A hypothesis is a tentative explanation for something.
An important feature of a hypothesis is its testability. As attractive as it may be, if a hypothesis cannot be tested, it is of no immediate use to science. Hypotheses are not testable if the concepts to which they refer are not adequately defined. To facilitate clarity in communication, operational definitions offer means of evaluating whether our hypotheses contain scientifically acceptable concepts.
Hypotheses are also untestable if they are circular. In this case the event itself becomes an explanation for the event. For example if you say, "your eight-year-old son is distractable in school because he has attention deficit hyperactivity disorder," the sentence is circular. Attention deficit hyperactivity disorder is partially defined by the inability to pay attention, so making the above statement simply says that he doesn't pay attention because he doesn't pay attention.

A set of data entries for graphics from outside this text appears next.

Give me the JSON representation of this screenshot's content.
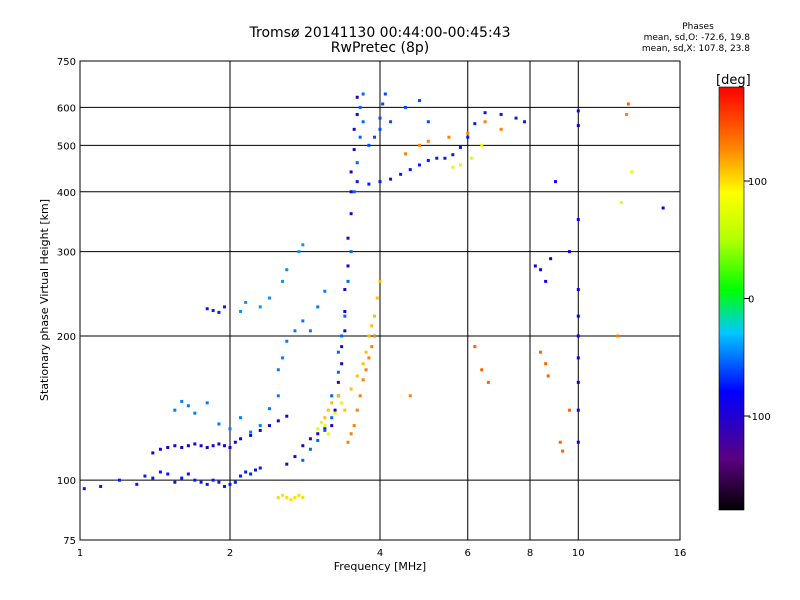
{
  "chart_data": {
    "type": "scatter",
    "title": "Tromsø 20141130 00:44:00-00:45:43",
    "subtitle": "RwPretec (8p)",
    "xlabel": "Frequency [MHz]",
    "ylabel": "Stationary phase Virtual Height [km]",
    "x_scale": "log",
    "y_scale": "log",
    "xlim": [
      1,
      16
    ],
    "ylim": [
      75,
      750
    ],
    "xticks": [
      1,
      2,
      4,
      6,
      8,
      10,
      16
    ],
    "yticks": [
      75,
      100,
      200,
      300,
      400,
      500,
      600,
      750
    ],
    "grid": true,
    "legend": {
      "title": "Phases",
      "lines": [
        "mean, sd,O: -72.6, 19.8",
        "mean, sd,X: 107.8, 23.8"
      ]
    },
    "colorbar": {
      "label": "[deg]",
      "range": [
        -180,
        180
      ],
      "ticks": [
        100,
        0,
        -100
      ],
      "colormap": "rainbow (black-purple-blue-cyan-green-yellow-red)"
    },
    "series": [
      {
        "color_value": -95,
        "points": [
          [
            1.02,
            96
          ],
          [
            1.1,
            97
          ],
          [
            1.2,
            100
          ],
          [
            1.3,
            98
          ],
          [
            1.35,
            102
          ],
          [
            1.4,
            101
          ],
          [
            1.45,
            104
          ],
          [
            1.5,
            103
          ],
          [
            1.55,
            99
          ],
          [
            1.6,
            101
          ],
          [
            1.65,
            103
          ],
          [
            1.7,
            100
          ],
          [
            1.75,
            99
          ],
          [
            1.8,
            98
          ],
          [
            1.85,
            100
          ],
          [
            1.9,
            99
          ],
          [
            1.95,
            97
          ],
          [
            2.0,
            98
          ],
          [
            2.05,
            99
          ],
          [
            2.1,
            102
          ],
          [
            2.15,
            104
          ],
          [
            2.2,
            103
          ],
          [
            2.25,
            105
          ],
          [
            2.3,
            106
          ]
        ]
      },
      {
        "color_value": -110,
        "points": [
          [
            1.4,
            114
          ],
          [
            1.45,
            116
          ],
          [
            1.5,
            117
          ],
          [
            1.55,
            118
          ],
          [
            1.6,
            117
          ],
          [
            1.65,
            118
          ],
          [
            1.7,
            119
          ],
          [
            1.75,
            118
          ],
          [
            1.8,
            117
          ],
          [
            1.85,
            118
          ],
          [
            1.9,
            119
          ],
          [
            1.95,
            118
          ],
          [
            2.0,
            117
          ],
          [
            2.05,
            120
          ],
          [
            2.1,
            122
          ],
          [
            2.2,
            124
          ],
          [
            2.3,
            127
          ],
          [
            2.4,
            130
          ],
          [
            2.5,
            133
          ],
          [
            2.6,
            136
          ]
        ]
      },
      {
        "color_value": -75,
        "points": [
          [
            1.55,
            140
          ],
          [
            1.6,
            146
          ],
          [
            1.65,
            143
          ],
          [
            1.7,
            138
          ],
          [
            1.8,
            145
          ],
          [
            1.9,
            131
          ],
          [
            2.0,
            128
          ],
          [
            2.1,
            135
          ],
          [
            2.2,
            126
          ],
          [
            2.3,
            130
          ],
          [
            2.4,
            141
          ],
          [
            2.5,
            150
          ],
          [
            2.5,
            170
          ],
          [
            2.55,
            180
          ],
          [
            2.6,
            195
          ],
          [
            2.7,
            205
          ],
          [
            2.8,
            215
          ],
          [
            2.9,
            205
          ],
          [
            3.0,
            230
          ],
          [
            3.1,
            248
          ]
        ]
      },
      {
        "color_value": -115,
        "points": [
          [
            2.6,
            108
          ],
          [
            2.7,
            112
          ],
          [
            2.8,
            118
          ],
          [
            2.9,
            122
          ],
          [
            3.0,
            125
          ],
          [
            3.1,
            128
          ],
          [
            3.2,
            130
          ],
          [
            3.25,
            140
          ],
          [
            3.3,
            150
          ],
          [
            3.3,
            160
          ],
          [
            3.35,
            175
          ],
          [
            3.35,
            190
          ],
          [
            3.4,
            205
          ],
          [
            3.4,
            225
          ],
          [
            3.4,
            250
          ],
          [
            3.45,
            280
          ],
          [
            3.45,
            320
          ],
          [
            3.5,
            360
          ],
          [
            3.5,
            400
          ],
          [
            3.5,
            440
          ],
          [
            3.55,
            490
          ],
          [
            3.55,
            540
          ],
          [
            3.6,
            580
          ],
          [
            3.6,
            630
          ]
        ]
      },
      {
        "color_value": -80,
        "points": [
          [
            2.8,
            110
          ],
          [
            2.9,
            116
          ],
          [
            3.0,
            121
          ],
          [
            3.1,
            127
          ],
          [
            3.2,
            135
          ],
          [
            3.2,
            150
          ],
          [
            3.3,
            168
          ],
          [
            3.3,
            185
          ],
          [
            3.35,
            200
          ],
          [
            3.4,
            220
          ],
          [
            3.45,
            260
          ],
          [
            3.5,
            300
          ],
          [
            3.55,
            400
          ],
          [
            3.6,
            460
          ],
          [
            3.65,
            520
          ],
          [
            3.7,
            560
          ],
          [
            3.65,
            600
          ],
          [
            3.7,
            640
          ]
        ]
      },
      {
        "color_value": -70,
        "points": [
          [
            2.3,
            230
          ],
          [
            2.4,
            240
          ],
          [
            2.55,
            260
          ],
          [
            2.6,
            275
          ],
          [
            2.75,
            300
          ],
          [
            2.8,
            310
          ],
          [
            2.1,
            225
          ],
          [
            2.15,
            235
          ]
        ]
      },
      {
        "color_value": -95,
        "points": [
          [
            1.8,
            228
          ],
          [
            1.85,
            226
          ],
          [
            1.9,
            224
          ],
          [
            1.95,
            230
          ],
          [
            3.6,
            420
          ],
          [
            3.8,
            415
          ],
          [
            4.0,
            420
          ],
          [
            4.2,
            425
          ],
          [
            4.4,
            435
          ],
          [
            4.6,
            445
          ],
          [
            4.8,
            455
          ],
          [
            5.0,
            465
          ],
          [
            5.2,
            470
          ],
          [
            5.4,
            470
          ],
          [
            5.6,
            478
          ],
          [
            5.8,
            495
          ],
          [
            6.0,
            520
          ],
          [
            6.2,
            555
          ],
          [
            6.5,
            585
          ],
          [
            7.0,
            580
          ],
          [
            7.5,
            570
          ],
          [
            7.8,
            560
          ]
        ]
      },
      {
        "color_value": -85,
        "points": [
          [
            3.8,
            500
          ],
          [
            3.9,
            520
          ],
          [
            4.0,
            540
          ],
          [
            4.0,
            570
          ],
          [
            4.05,
            610
          ],
          [
            4.1,
            640
          ],
          [
            4.2,
            560
          ],
          [
            4.5,
            600
          ],
          [
            4.8,
            620
          ],
          [
            5.0,
            560
          ]
        ]
      },
      {
        "color_value": 110,
        "points": [
          [
            2.5,
            92
          ],
          [
            2.55,
            93
          ],
          [
            2.6,
            92
          ],
          [
            2.65,
            91
          ],
          [
            2.7,
            92
          ],
          [
            2.75,
            93
          ],
          [
            2.8,
            92
          ]
        ]
      },
      {
        "color_value": 120,
        "points": [
          [
            3.1,
            135
          ],
          [
            3.15,
            140
          ],
          [
            3.2,
            145
          ],
          [
            3.3,
            150
          ],
          [
            3.4,
            140
          ],
          [
            3.5,
            155
          ],
          [
            3.6,
            165
          ],
          [
            3.7,
            175
          ],
          [
            3.75,
            185
          ],
          [
            3.8,
            200
          ],
          [
            3.85,
            210
          ],
          [
            3.9,
            220
          ],
          [
            3.95,
            240
          ],
          [
            4.0,
            260
          ]
        ]
      },
      {
        "color_value": 140,
        "points": [
          [
            3.45,
            120
          ],
          [
            3.5,
            125
          ],
          [
            3.55,
            130
          ],
          [
            3.6,
            140
          ],
          [
            3.65,
            150
          ],
          [
            3.7,
            162
          ],
          [
            3.75,
            170
          ],
          [
            3.8,
            180
          ],
          [
            3.85,
            190
          ],
          [
            3.9,
            200
          ],
          [
            4.6,
            150
          ],
          [
            4.5,
            480
          ],
          [
            4.8,
            500
          ],
          [
            5.0,
            510
          ],
          [
            5.5,
            520
          ],
          [
            6.0,
            530
          ],
          [
            6.5,
            560
          ],
          [
            7.0,
            540
          ],
          [
            12.0,
            200
          ],
          [
            12.5,
            580
          ]
        ]
      },
      {
        "color_value": 85,
        "points": [
          [
            3.0,
            128
          ],
          [
            3.05,
            132
          ],
          [
            3.1,
            130
          ],
          [
            3.15,
            125
          ],
          [
            3.25,
            138
          ],
          [
            3.35,
            145
          ],
          [
            5.6,
            450
          ],
          [
            5.8,
            455
          ],
          [
            6.1,
            470
          ],
          [
            6.4,
            500
          ],
          [
            12.2,
            380
          ],
          [
            12.8,
            440
          ]
        ]
      },
      {
        "color_value": -105,
        "points": [
          [
            8.2,
            280
          ],
          [
            8.4,
            275
          ],
          [
            8.6,
            260
          ],
          [
            8.8,
            290
          ],
          [
            9.6,
            300
          ],
          [
            10.0,
            350
          ],
          [
            10.0,
            250
          ],
          [
            10.0,
            220
          ],
          [
            10.0,
            200
          ],
          [
            10.0,
            180
          ],
          [
            10.0,
            160
          ],
          [
            10.0,
            140
          ],
          [
            10.0,
            120
          ],
          [
            10.0,
            590
          ],
          [
            10.0,
            550
          ],
          [
            9.0,
            420
          ],
          [
            14.8,
            370
          ]
        ]
      },
      {
        "color_value": 150,
        "points": [
          [
            6.2,
            190
          ],
          [
            6.4,
            170
          ],
          [
            6.6,
            160
          ],
          [
            8.4,
            185
          ],
          [
            8.6,
            175
          ],
          [
            8.7,
            165
          ],
          [
            9.2,
            120
          ],
          [
            9.3,
            115
          ],
          [
            9.6,
            140
          ],
          [
            12.6,
            610
          ]
        ]
      }
    ]
  }
}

A hypothesis may also be untestable if it appeals to ideas or forces that are not recognized by science. Science deals with the observable, the demonstrable, the empirical. To suggest that people who commit horrendous acts of violence are under orders from the Devil is not testable because it invokes a principle (the Devil) that is not in the province of science.
Steps in testing a Hypothesis
1. Develop research hypothesis (what you hope to discover)
2. Set up the null hypothesis (the assumption that the independent variable had no effect...the opposite of what you want to discover)
3. Construct the sampling distribution on the assumption that Ho is true and collect data
4. Compare the sample statistic to that distribution (What is the likelihood of obtaining the difference that we did obtain in our experiment if the null hypothesis were true?)
5. Reject or retain Ho depending on the probability (If the likelihood is small, we reject the null hypothesis and conclude that the independent variable did have an effect. Outcomes that lead us to reject the null hypothesis are said to be statistically significant*.)
*A statistically significant result means that the difference we have obtained in our experiment is larger than would be expected if error variation alone (i.e. chance) were responsible for the outcome.